Home

TSApre: Lesson from the Trenches

May 8, 2013

TSApre worked (and it does not suck)! TSApre failed (that does suck). TSApre kept on failing consistently for five months.

For the first few times (10?), everyone (including the TSA agents at Dulles) were convinced that I had been randomly selected again. After all, I have a Global Entry identity with a nice plastic card and everything. Then, last week the TSApre icon thingy was added to boarding passes regardless of whether you are selected for extra screening or not. None of my boarding passes had the icon! Uh oh. THis was obviously a system problem somewhere.

The new icon looks something like this. (Not sure who this guy Timothy D. Jester is, but he posted his boarding pass for us. Uh thanks Timothy. And sorry that you are on a waiting list for upgrade even with Global Services status. Typical.)

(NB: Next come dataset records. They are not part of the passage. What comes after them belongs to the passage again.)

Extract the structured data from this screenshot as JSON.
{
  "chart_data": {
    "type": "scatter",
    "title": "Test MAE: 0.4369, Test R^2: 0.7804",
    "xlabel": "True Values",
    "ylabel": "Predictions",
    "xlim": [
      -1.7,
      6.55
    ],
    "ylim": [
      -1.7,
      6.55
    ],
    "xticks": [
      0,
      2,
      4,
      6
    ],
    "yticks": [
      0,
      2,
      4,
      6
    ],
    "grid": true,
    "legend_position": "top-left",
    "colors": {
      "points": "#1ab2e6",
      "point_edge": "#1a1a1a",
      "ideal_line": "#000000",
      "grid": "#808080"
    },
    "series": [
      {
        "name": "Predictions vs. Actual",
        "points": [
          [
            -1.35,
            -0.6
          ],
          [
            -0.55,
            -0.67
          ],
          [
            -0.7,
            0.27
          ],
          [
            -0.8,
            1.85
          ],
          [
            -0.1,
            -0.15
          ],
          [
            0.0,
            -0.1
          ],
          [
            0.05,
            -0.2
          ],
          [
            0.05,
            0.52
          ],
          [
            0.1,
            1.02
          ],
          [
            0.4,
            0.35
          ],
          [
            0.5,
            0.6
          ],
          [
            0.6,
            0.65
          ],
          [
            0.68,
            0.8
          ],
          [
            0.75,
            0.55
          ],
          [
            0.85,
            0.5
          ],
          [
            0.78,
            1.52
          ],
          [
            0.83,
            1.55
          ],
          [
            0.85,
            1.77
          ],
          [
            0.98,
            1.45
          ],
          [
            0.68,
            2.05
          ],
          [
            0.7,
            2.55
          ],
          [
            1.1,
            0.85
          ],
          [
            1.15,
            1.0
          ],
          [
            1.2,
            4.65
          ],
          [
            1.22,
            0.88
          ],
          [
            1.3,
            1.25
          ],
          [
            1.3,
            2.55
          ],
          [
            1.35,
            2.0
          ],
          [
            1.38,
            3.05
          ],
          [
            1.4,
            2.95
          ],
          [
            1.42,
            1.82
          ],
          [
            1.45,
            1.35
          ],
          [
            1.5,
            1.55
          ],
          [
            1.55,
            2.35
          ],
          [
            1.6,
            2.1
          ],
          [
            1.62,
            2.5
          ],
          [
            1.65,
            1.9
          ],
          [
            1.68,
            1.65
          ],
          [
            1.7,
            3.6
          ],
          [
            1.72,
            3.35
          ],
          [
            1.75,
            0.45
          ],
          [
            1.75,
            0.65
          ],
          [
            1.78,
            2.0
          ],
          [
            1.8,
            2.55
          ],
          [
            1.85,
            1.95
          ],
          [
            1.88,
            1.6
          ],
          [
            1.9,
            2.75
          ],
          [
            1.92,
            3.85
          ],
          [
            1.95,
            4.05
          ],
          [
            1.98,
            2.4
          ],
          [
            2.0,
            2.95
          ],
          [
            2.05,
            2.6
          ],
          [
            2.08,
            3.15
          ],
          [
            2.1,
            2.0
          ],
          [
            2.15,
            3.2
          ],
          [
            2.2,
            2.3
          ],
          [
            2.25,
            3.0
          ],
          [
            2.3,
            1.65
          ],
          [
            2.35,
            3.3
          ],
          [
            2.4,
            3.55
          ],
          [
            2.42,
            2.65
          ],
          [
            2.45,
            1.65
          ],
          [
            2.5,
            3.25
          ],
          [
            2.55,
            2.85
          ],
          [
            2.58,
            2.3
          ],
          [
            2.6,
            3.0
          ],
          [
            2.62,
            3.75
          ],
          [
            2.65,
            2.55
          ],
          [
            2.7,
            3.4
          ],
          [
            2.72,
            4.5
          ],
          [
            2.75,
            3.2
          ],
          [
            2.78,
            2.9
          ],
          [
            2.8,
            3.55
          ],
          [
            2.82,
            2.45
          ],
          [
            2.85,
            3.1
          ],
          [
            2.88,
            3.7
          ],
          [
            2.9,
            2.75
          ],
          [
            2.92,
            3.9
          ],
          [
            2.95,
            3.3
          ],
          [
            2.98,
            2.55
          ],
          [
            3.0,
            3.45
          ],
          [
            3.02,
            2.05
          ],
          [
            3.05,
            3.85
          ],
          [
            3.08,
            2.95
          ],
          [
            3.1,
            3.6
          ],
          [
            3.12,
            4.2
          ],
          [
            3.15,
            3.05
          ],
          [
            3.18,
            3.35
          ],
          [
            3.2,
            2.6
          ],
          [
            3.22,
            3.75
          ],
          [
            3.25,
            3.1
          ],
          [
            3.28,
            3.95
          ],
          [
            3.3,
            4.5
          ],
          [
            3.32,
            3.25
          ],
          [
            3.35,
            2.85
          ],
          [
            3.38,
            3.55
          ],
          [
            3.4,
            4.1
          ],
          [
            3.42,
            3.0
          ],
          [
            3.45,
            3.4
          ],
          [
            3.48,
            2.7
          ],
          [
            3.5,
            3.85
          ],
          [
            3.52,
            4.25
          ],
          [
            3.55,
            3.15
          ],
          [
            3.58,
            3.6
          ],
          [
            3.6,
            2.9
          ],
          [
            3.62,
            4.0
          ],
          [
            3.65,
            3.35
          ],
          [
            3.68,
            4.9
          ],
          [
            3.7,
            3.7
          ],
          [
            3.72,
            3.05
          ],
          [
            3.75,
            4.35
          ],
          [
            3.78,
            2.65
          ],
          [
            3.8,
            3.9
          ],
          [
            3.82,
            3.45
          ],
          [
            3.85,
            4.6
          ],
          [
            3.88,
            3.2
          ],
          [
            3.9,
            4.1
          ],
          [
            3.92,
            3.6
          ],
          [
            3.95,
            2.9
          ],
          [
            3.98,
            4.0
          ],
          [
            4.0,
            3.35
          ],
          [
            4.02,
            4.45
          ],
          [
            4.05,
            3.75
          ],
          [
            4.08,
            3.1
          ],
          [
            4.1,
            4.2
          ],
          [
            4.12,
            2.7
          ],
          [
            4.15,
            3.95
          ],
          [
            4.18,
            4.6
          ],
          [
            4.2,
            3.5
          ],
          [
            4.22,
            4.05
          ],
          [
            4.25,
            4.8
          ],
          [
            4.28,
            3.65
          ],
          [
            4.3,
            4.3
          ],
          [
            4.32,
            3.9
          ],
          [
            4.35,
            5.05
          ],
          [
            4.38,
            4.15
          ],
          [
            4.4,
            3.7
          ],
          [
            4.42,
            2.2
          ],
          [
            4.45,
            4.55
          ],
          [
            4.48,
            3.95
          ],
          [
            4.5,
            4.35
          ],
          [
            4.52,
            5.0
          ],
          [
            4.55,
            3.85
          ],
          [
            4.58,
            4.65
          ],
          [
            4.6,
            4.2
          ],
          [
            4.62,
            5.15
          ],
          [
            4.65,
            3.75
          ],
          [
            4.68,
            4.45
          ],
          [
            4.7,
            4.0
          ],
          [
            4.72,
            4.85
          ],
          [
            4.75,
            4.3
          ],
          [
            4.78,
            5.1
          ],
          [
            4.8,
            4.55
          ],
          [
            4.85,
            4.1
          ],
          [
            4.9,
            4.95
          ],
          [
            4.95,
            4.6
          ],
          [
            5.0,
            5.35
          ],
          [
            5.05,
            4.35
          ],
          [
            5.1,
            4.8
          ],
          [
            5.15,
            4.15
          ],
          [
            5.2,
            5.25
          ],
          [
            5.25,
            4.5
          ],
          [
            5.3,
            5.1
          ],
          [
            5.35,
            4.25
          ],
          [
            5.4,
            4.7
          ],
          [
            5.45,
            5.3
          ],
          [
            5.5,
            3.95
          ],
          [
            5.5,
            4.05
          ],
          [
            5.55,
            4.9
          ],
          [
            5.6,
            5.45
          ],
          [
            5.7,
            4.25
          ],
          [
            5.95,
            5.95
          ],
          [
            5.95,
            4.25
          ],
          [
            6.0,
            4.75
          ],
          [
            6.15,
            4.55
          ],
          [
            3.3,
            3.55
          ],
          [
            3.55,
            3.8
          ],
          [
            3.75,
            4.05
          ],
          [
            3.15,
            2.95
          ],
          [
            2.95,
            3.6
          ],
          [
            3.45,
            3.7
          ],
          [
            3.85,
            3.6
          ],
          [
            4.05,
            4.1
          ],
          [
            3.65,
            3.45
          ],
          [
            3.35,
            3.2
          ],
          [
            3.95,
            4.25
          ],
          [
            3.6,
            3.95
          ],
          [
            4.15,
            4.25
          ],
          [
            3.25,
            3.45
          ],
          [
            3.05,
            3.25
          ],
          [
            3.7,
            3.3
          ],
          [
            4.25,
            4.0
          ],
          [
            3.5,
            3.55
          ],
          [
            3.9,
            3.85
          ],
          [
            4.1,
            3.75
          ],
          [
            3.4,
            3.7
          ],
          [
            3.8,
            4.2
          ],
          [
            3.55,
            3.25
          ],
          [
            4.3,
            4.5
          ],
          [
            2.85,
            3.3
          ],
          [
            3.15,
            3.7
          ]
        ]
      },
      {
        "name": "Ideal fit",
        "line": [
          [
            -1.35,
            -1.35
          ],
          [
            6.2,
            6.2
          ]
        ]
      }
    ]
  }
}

United app puts a TSApre icon on boarding passes now.

United app puts a TSApre icon on boarding passes now.

I thought the system failure was United’s fault since they had “changed my frequent flyer account to cohere with the TSApre database” and I was directed to “double check” all the data. I did everything I could to check through the website and even spent an hour on the phone with United last night.

This morning we discovered that the failure was my travel agent’s fault. They had my birthdate wrong in their system. Easy fix, and important too. Now the TSApre icon is on my boarding pass.

Moral of the story? Double check your birthdate entries if TSApre is failing for you. Apparently big brother cares when you were born.

FWIW, I made it through a very long (30 person) TSApre line in 6 minutes. Not bad.

One Response to “TSApre: Lesson from the Trenches”


  1. One of my Russian colleagues has the same name as a high-placed official in the Russian FSB. When he enters the US he gets…special…treatment. Date of birth is one of the key bits of evidence convincing the TSA that he’s not a former KGB, now FSB official.